Let $(V,\omega)$ be a symplectic vector space and $W_1,...,W_k\subset V$ Lagrangian subspaces. Prove there is a Lagrangian subspace $L\subset V$ such that $L\cap W_i=\{0\}$ for all $i$.
I've noticed the following: Take the special case where $k=2$ and $W_1\cap W_2=\{0\}$. If $\{e_{i1},...,e_{in}\}$ is a basis for $W_i$ (where $2n=\dim V$), we define $L:=\text{span}\{v_1,...,v_n\}$, where:
$$v_i:=e_{1i}+e_{2i}$$
It's is easy to check that $\omega(v_i,v_j)=0$ for all $i,j$, and the fact that $W_1\cap W_2=\{0\}$ allows us to conclude that $\dim L=n$ and that $L\cap W_i=\{0\}$, so we are done.

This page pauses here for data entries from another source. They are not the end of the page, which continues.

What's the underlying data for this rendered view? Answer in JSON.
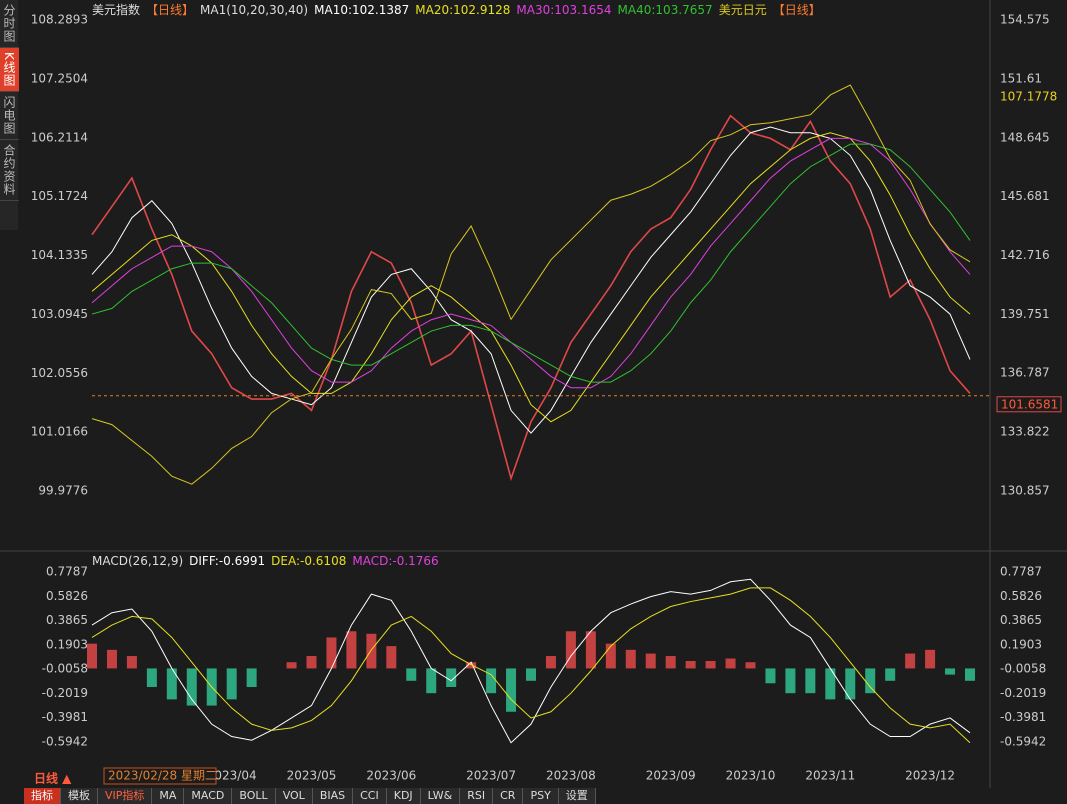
{
  "sidebar_tabs": [
    "分时图",
    "K线图",
    "闪电图",
    "合约资料"
  ],
  "chart_data": [
    {
      "type": "line",
      "title": "美元指数",
      "period": "【日线】",
      "indicator": "MA1(10,20,30,40)",
      "overlay_title": "美元日元",
      "overlay_period": "【日线】",
      "categories": [
        null,
        null,
        null,
        null,
        null,
        null,
        null,
        "2023/04",
        null,
        null,
        null,
        "2023/05",
        null,
        null,
        null,
        "2023/06",
        null,
        null,
        null,
        null,
        "2023/07",
        null,
        null,
        null,
        "2023/08",
        null,
        null,
        null,
        null,
        "2023/09",
        null,
        null,
        null,
        "2023/10",
        null,
        null,
        null,
        "2023/11",
        null,
        null,
        null,
        null,
        "2023/12",
        null,
        null
      ],
      "series": [
        {
          "name": "美元指数",
          "color": "#e04848",
          "values": [
            104.5,
            105.0,
            105.5,
            104.6,
            103.8,
            102.8,
            102.4,
            101.8,
            101.6,
            101.6,
            101.7,
            101.4,
            102.3,
            103.5,
            104.2,
            104.0,
            103.3,
            102.2,
            102.4,
            102.8,
            101.5,
            100.2,
            101.2,
            101.8,
            102.6,
            103.1,
            103.6,
            104.2,
            104.6,
            104.8,
            105.3,
            106.0,
            106.6,
            106.3,
            106.2,
            106.0,
            106.5,
            105.8,
            105.4,
            104.6,
            103.4,
            103.7,
            103.0,
            102.1,
            101.7
          ]
        },
        {
          "name": "MA10:102.1387",
          "color": "#ffffff",
          "values": [
            103.8,
            104.2,
            104.8,
            105.1,
            104.7,
            104.0,
            103.2,
            102.5,
            102.0,
            101.7,
            101.6,
            101.5,
            101.8,
            102.6,
            103.4,
            103.8,
            103.9,
            103.5,
            103.0,
            102.8,
            102.4,
            101.4,
            101.0,
            101.4,
            102.0,
            102.6,
            103.1,
            103.6,
            104.1,
            104.5,
            104.9,
            105.4,
            105.9,
            106.3,
            106.4,
            106.3,
            106.3,
            106.2,
            105.9,
            105.3,
            104.4,
            103.6,
            103.4,
            103.1,
            102.3
          ]
        },
        {
          "name": "MA20:102.9128",
          "color": "#e6e020",
          "values": [
            103.5,
            103.8,
            104.1,
            104.4,
            104.5,
            104.3,
            104.0,
            103.5,
            102.9,
            102.4,
            102.0,
            101.7,
            101.7,
            101.9,
            102.4,
            103.0,
            103.4,
            103.6,
            103.4,
            103.1,
            102.8,
            102.2,
            101.5,
            101.2,
            101.4,
            101.9,
            102.4,
            102.9,
            103.4,
            103.8,
            104.2,
            104.6,
            105.0,
            105.4,
            105.7,
            106.0,
            106.2,
            106.3,
            106.2,
            105.8,
            105.2,
            104.5,
            103.9,
            103.4,
            103.1
          ]
        },
        {
          "name": "MA30:103.1654",
          "color": "#e040e0",
          "values": [
            103.3,
            103.6,
            103.9,
            104.1,
            104.3,
            104.3,
            104.2,
            103.9,
            103.5,
            103.0,
            102.5,
            102.1,
            101.9,
            101.9,
            102.1,
            102.5,
            102.8,
            103.0,
            103.1,
            103.0,
            102.9,
            102.6,
            102.3,
            102.0,
            101.8,
            101.8,
            102.0,
            102.4,
            102.9,
            103.4,
            103.8,
            104.3,
            104.7,
            105.1,
            105.5,
            105.8,
            106.0,
            106.2,
            106.2,
            106.1,
            105.8,
            105.3,
            104.7,
            104.2,
            103.8
          ]
        },
        {
          "name": "MA40:103.7657",
          "color": "#30c030",
          "values": [
            103.1,
            103.2,
            103.5,
            103.7,
            103.9,
            104.0,
            104.0,
            103.9,
            103.6,
            103.3,
            102.9,
            102.5,
            102.3,
            102.2,
            102.2,
            102.4,
            102.6,
            102.8,
            102.9,
            102.9,
            102.8,
            102.6,
            102.4,
            102.2,
            102.0,
            101.9,
            101.9,
            102.1,
            102.4,
            102.8,
            103.3,
            103.7,
            104.2,
            104.6,
            105.0,
            105.4,
            105.7,
            105.9,
            106.1,
            106.1,
            106.0,
            105.7,
            105.3,
            104.9,
            104.4
          ]
        },
        {
          "name": "美元日元",
          "color": "#d8c820",
          "axis": "y2",
          "values": [
            134.5,
            134.2,
            133.4,
            132.6,
            131.6,
            131.2,
            132.0,
            133.0,
            133.6,
            134.8,
            135.5,
            135.8,
            137.5,
            139.0,
            141.0,
            140.8,
            139.5,
            139.8,
            142.8,
            144.2,
            142.0,
            139.5,
            141.0,
            142.5,
            143.5,
            144.5,
            145.5,
            145.8,
            146.2,
            146.8,
            147.5,
            148.5,
            148.8,
            149.3,
            149.4,
            149.6,
            149.8,
            150.8,
            151.3,
            149.5,
            147.6,
            146.5,
            144.3,
            143.0,
            142.4
          ]
        }
      ],
      "ylim": [
        99.025,
        108.501
      ],
      "yticks": [
        108.2893,
        107.2504,
        106.2114,
        105.1724,
        104.1335,
        103.0945,
        102.0556,
        101.0166,
        99.9776
      ],
      "y2lim": [
        128.138,
        155.179
      ],
      "y2ticks": [
        154.575,
        151.61,
        148.645,
        145.681,
        142.716,
        139.751,
        136.787,
        133.822,
        130.857
      ],
      "last_price": 101.6581,
      "marker_price": 107.1778
    },
    {
      "type": "macd",
      "title": "MACD(26,12,9)",
      "series": [
        {
          "name": "DIFF:-0.6991",
          "color": "#ffffff",
          "values": [
            0.35,
            0.45,
            0.48,
            0.3,
            0.0,
            -0.25,
            -0.45,
            -0.55,
            -0.58,
            -0.5,
            -0.4,
            -0.3,
            0.0,
            0.35,
            0.6,
            0.55,
            0.3,
            0.0,
            -0.1,
            0.05,
            -0.3,
            -0.6,
            -0.45,
            -0.15,
            0.1,
            0.3,
            0.45,
            0.52,
            0.58,
            0.62,
            0.6,
            0.63,
            0.7,
            0.72,
            0.55,
            0.35,
            0.25,
            0.0,
            -0.25,
            -0.45,
            -0.55,
            -0.55,
            -0.45,
            -0.4,
            -0.52
          ]
        },
        {
          "name": "DEA:-0.6108",
          "color": "#e6e020",
          "values": [
            0.25,
            0.35,
            0.42,
            0.4,
            0.25,
            0.05,
            -0.15,
            -0.32,
            -0.45,
            -0.5,
            -0.48,
            -0.42,
            -0.3,
            -0.1,
            0.15,
            0.35,
            0.42,
            0.3,
            0.12,
            0.03,
            -0.05,
            -0.25,
            -0.4,
            -0.35,
            -0.2,
            -0.02,
            0.18,
            0.32,
            0.42,
            0.5,
            0.54,
            0.57,
            0.6,
            0.65,
            0.65,
            0.55,
            0.42,
            0.25,
            0.05,
            -0.15,
            -0.32,
            -0.45,
            -0.48,
            -0.45,
            -0.6
          ]
        },
        {
          "name": "MACD:-0.1766",
          "color": "#e040e0",
          "pos_color": "#e04848",
          "neg_color": "#30c090",
          "values": [
            0.2,
            0.15,
            0.1,
            -0.15,
            -0.25,
            -0.3,
            -0.3,
            -0.25,
            -0.15,
            0.0,
            0.05,
            0.1,
            0.25,
            0.3,
            0.28,
            0.18,
            -0.1,
            -0.2,
            -0.15,
            0.05,
            -0.2,
            -0.35,
            -0.1,
            0.1,
            0.3,
            0.3,
            0.2,
            0.15,
            0.12,
            0.1,
            0.06,
            0.06,
            0.08,
            0.05,
            -0.12,
            -0.2,
            -0.2,
            -0.25,
            -0.25,
            -0.2,
            -0.1,
            0.12,
            0.15,
            -0.05,
            -0.1
          ]
        }
      ],
      "ylim": [
        -0.7396,
        0.8352
      ],
      "yticks": [
        0.7787,
        0.5826,
        0.3865,
        0.1903,
        -0.0058,
        -0.2019,
        -0.3981,
        -0.5942
      ]
    }
  ],
  "footer": {
    "period": "日线 ▲",
    "cursor_date": "2023/02/28 星期二",
    "tabs": [
      "指标",
      "模板",
      "VIP指标",
      "MA",
      "MACD",
      "BOLL",
      "VOL",
      "BIAS",
      "CCI",
      "KDJ",
      "LW&",
      "RSI",
      "CR",
      "PSY",
      "设置"
    ]
  }
}
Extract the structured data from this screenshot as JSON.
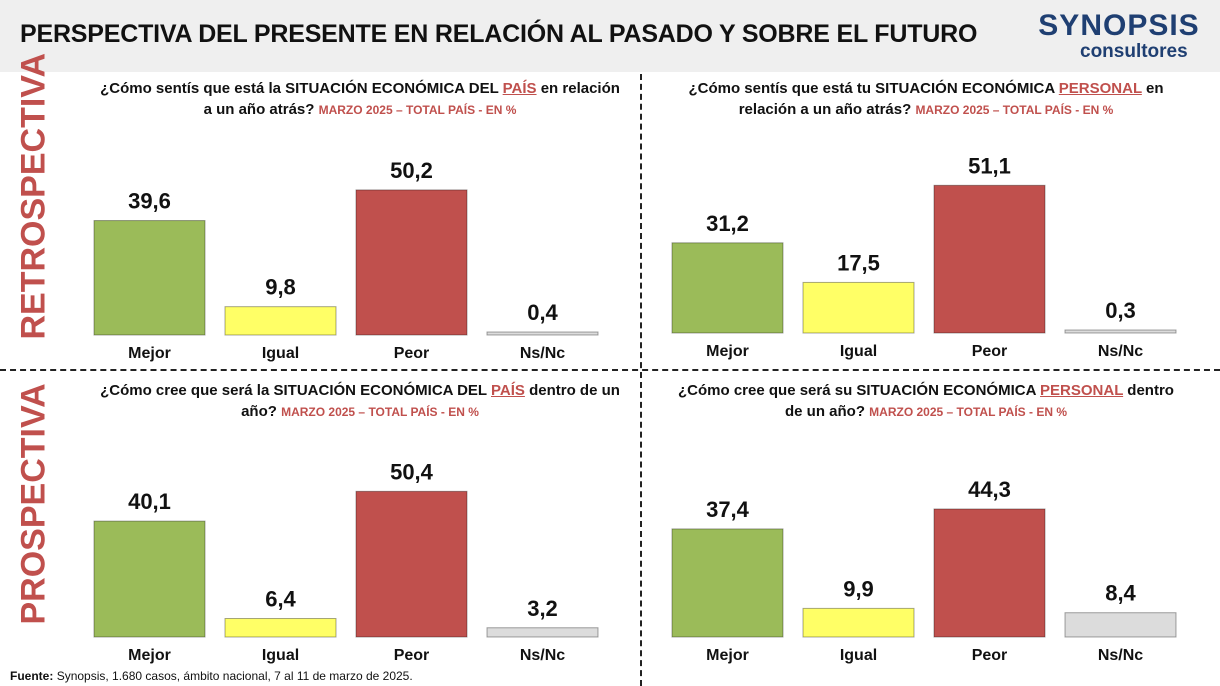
{
  "title": "PERSPECTIVA DEL PRESENTE EN RELACIÓN AL PASADO Y SOBRE EL FUTURO",
  "logo": {
    "name": "SYNOPSIS",
    "sub": "consultores"
  },
  "sections": {
    "top": "RETROSPECTIVA",
    "bottom": "PROSPECTIVA"
  },
  "source": {
    "label": "Fuente:",
    "text": "Synopsis, 1.680 casos, ámbito nacional, 7 al 11 de marzo de 2025."
  },
  "colors": {
    "Mejor": "#9bbb59",
    "Igual": "#ffff66",
    "Peor": "#c0504d",
    "Ns/Nc": "#dcdcdc",
    "accent": "#c0504d"
  },
  "chart_data": [
    {
      "type": "bar",
      "title_pre": "¿Cómo sentís que está la ",
      "title_bold": "SITUACIÓN ECONÓMICA DEL ",
      "title_hl": "PAÍS",
      "title_post": " en relación a un año atrás? ",
      "subtitle": "MARZO 2025 – TOTAL PAÍS - EN %",
      "categories": [
        "Mejor",
        "Igual",
        "Peor",
        "Ns/Nc"
      ],
      "values": [
        39.6,
        9.8,
        50.2,
        0.4
      ],
      "value_labels": [
        "39,6",
        "9,8",
        "50,2",
        "0,4"
      ]
    },
    {
      "type": "bar",
      "title_pre": "¿Cómo sentís que está tu ",
      "title_bold": "SITUACIÓN ECONÓMICA ",
      "title_hl": "PERSONAL",
      "title_post": " en relación a un año atrás? ",
      "subtitle": "MARZO 2025 – TOTAL PAÍS - EN %",
      "categories": [
        "Mejor",
        "Igual",
        "Peor",
        "Ns/Nc"
      ],
      "values": [
        31.2,
        17.5,
        51.1,
        0.3
      ],
      "value_labels": [
        "31,2",
        "17,5",
        "51,1",
        "0,3"
      ]
    },
    {
      "type": "bar",
      "title_pre": "¿Cómo cree que será la ",
      "title_bold": "SITUACIÓN ECONÓMICA DEL ",
      "title_hl": "PAÍS",
      "title_post": " dentro de un año? ",
      "subtitle": "MARZO 2025 – TOTAL PAÍS - EN %",
      "categories": [
        "Mejor",
        "Igual",
        "Peor",
        "Ns/Nc"
      ],
      "values": [
        40.1,
        6.4,
        50.4,
        3.2
      ],
      "value_labels": [
        "40,1",
        "6,4",
        "50,4",
        "3,2"
      ]
    },
    {
      "type": "bar",
      "title_pre": "¿Cómo cree que será su ",
      "title_bold": "SITUACIÓN ECONÓMICA ",
      "title_hl": "PERSONAL",
      "title_post": " dentro de un año? ",
      "subtitle": "MARZO 2025 – TOTAL PAÍS - EN %",
      "categories": [
        "Mejor",
        "Igual",
        "Peor",
        "Ns/Nc"
      ],
      "values": [
        37.4,
        9.9,
        44.3,
        8.4
      ],
      "value_labels": [
        "37,4",
        "9,9",
        "44,3",
        "8,4"
      ]
    }
  ]
}
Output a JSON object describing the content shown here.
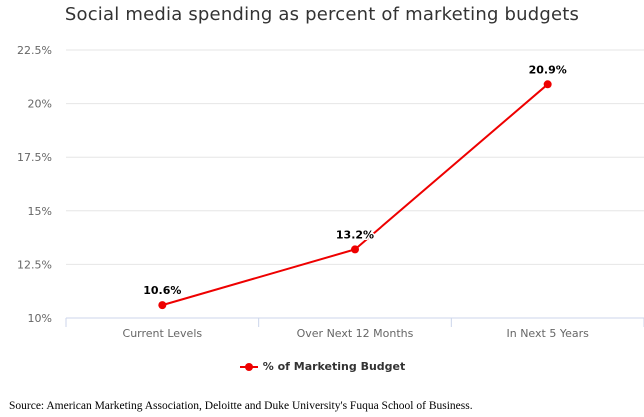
{
  "chart_data": {
    "type": "line",
    "title": "Social media spending as percent of marketing budgets",
    "categories": [
      "Current Levels",
      "Over Next 12 Months",
      "In Next 5 Years"
    ],
    "series": [
      {
        "name": "% of Marketing Budget",
        "values": [
          10.6,
          13.2,
          20.9
        ],
        "labels": [
          "10.6%",
          "13.2%",
          "20.9%"
        ],
        "color": "#ee0000"
      }
    ],
    "y_ticks": [
      10,
      12.5,
      15,
      17.5,
      20,
      22.5
    ],
    "y_tick_labels": [
      "10%",
      "12.5%",
      "15%",
      "17.5%",
      "20%",
      "22.5%"
    ],
    "ylim": [
      10,
      22.5
    ],
    "grid": true,
    "legend_position": "bottom-center"
  },
  "source_note": "Source: American Marketing Association, Deloitte and Duke University's Fuqua School of Business."
}
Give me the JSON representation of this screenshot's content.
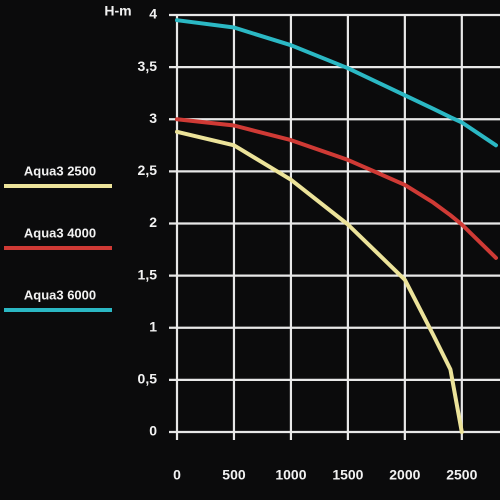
{
  "chart_data": {
    "type": "line",
    "y_label": "H-m",
    "x": [
      0,
      500,
      1000,
      1500,
      2000,
      2250,
      2400,
      2500,
      2800
    ],
    "series": [
      {
        "name": "Aqua3 2500",
        "color": "#ece39a",
        "values": [
          2.88,
          2.75,
          2.42,
          1.99,
          1.46,
          0.93,
          0.6,
          0,
          null
        ]
      },
      {
        "name": "Aqua3 4000",
        "color": "#cf3a35",
        "values": [
          3.0,
          2.94,
          2.8,
          2.61,
          2.37,
          2.2,
          2.08,
          1.99,
          1.67
        ]
      },
      {
        "name": "Aqua3 6000",
        "color": "#2bb8c4",
        "values": [
          3.95,
          3.88,
          3.71,
          3.49,
          3.23,
          3.1,
          3.02,
          2.97,
          2.75
        ]
      }
    ],
    "xlim": [
      0,
      2800
    ],
    "ylim": [
      0,
      4
    ],
    "xticks": [
      0,
      500,
      1000,
      1500,
      2000,
      2500
    ],
    "yticks": [
      0,
      {
        "value": 0.5,
        "label": "0,5"
      },
      1,
      {
        "value": 1.5,
        "label": "1,5"
      },
      2,
      {
        "value": 2.5,
        "label": "2,5"
      },
      3,
      {
        "value": 3.5,
        "label": "3,5"
      },
      4
    ],
    "grid": true
  }
}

I'm trying to extend this idea somehow to the general case, but I can't see how.
Any suggestions?
I can't think of a strictly linear-algebraic solution, but here's an approach that should work (despite being a bit unpleasant).
Consider the Lagrangian Grassmannian $\mathcal{L}(V)$ consisting of all Lagrangian subspaces of $V$; this set is known to be a smooth manifold of dimension $n(n+1)/2$. For each $1\leq i \leq k$ and each $0\leq m\leq n$ we have the subset \begin{equation} \Sigma_m(W_i) = \{ L\in\mathcal{L}(V)|\dim(L\cap W_i) = m\}. \end{equation} (Allowing $m$ to vary would give us the Maslov cycle associated to $W_i$.) Our goal is to show that the set \begin{equation} \Sigma_0(W_1)\cap\cdots\cap\Sigma_0(W_k) = \mathcal{L}(V) - \left(\bigcup_{m\geq 1,i}\Sigma_m(W_i)\right) \end{equation} is nonempty, and we can do this by showing that $\Sigma_m(W_i)$ has codimension at least 1 in $\mathcal{L}(V)$ for each $m\geq 1$.
How do we establish this last claim? For convenience, choose a complex structure $J\colon V\to V$ that is compatible with $\omega$, so that $\langle\cdot,\cdot\rangle:=\omega(\cdot,J\cdot)$ is an inner product. Suppose $L\in\mathcal{L}(V)$ is transverse to the Lagrangian subspace $JW_i$. Then we can choose a linear transformation $T\colon W_i\to W_i$ for which \begin{equation} L = \{w+JTw|w\in W_i\}, \end{equation} so that we can think of $L$ as the graph of $T$. If we fix an orthonormal basis for $W_i$ and let $A$ denote the matrix representation of $T$ with respect to this basis, we can check that such a graph is Lagrangian precisely when $A$ is symmetric. That is, choosing $L\in\mathcal{L}(V)$ transverse to $JW_i$ amounts to choosing a symmetric $n\times n$ matrix, giving us $n(n+1)/2$ degrees of freedom. So $\{L\in\mathcal{L}(V)|L\pitchfork JW_i\}$ is open in $\mathcal{L}(V)$.
Now suppose we want $L\in\Sigma_m(W_i)$ transverse to $JW_i$. Let's rechoose our basis $v_1,\ldots,v_n$ for $W_i$ so that $L\cap W_i=span(v_1,\ldots,v_m)$. Then $Tv_i=0$ for $1\leq i\leq m$, so the first $m\times m$ block of our matrix $A$ is the zero matrix, and we've lost $m(m+1)/2$ of our degrees of freedom in choosing $A$. (We lose an additional $m(n-m)$ degrees of freedom, since the bottom-left and top-right blocks must be zero, but the choice of $m$-dimensional subspace of $n$ returns this freedom to us.) So $\Sigma_m(W_i)$ is a codimension-$m(m+1)/2$ subset of $\mathcal{L}(V)$.
Finally, we obtain $\Sigma_0(W_1)\cap\cdots\Sigma_0(W_k)$ by removing a finite collection of subspaces from $\mathcal{L}(V)$, each of codimension at least 1. Thus this remaining set of subspaces is nonempty.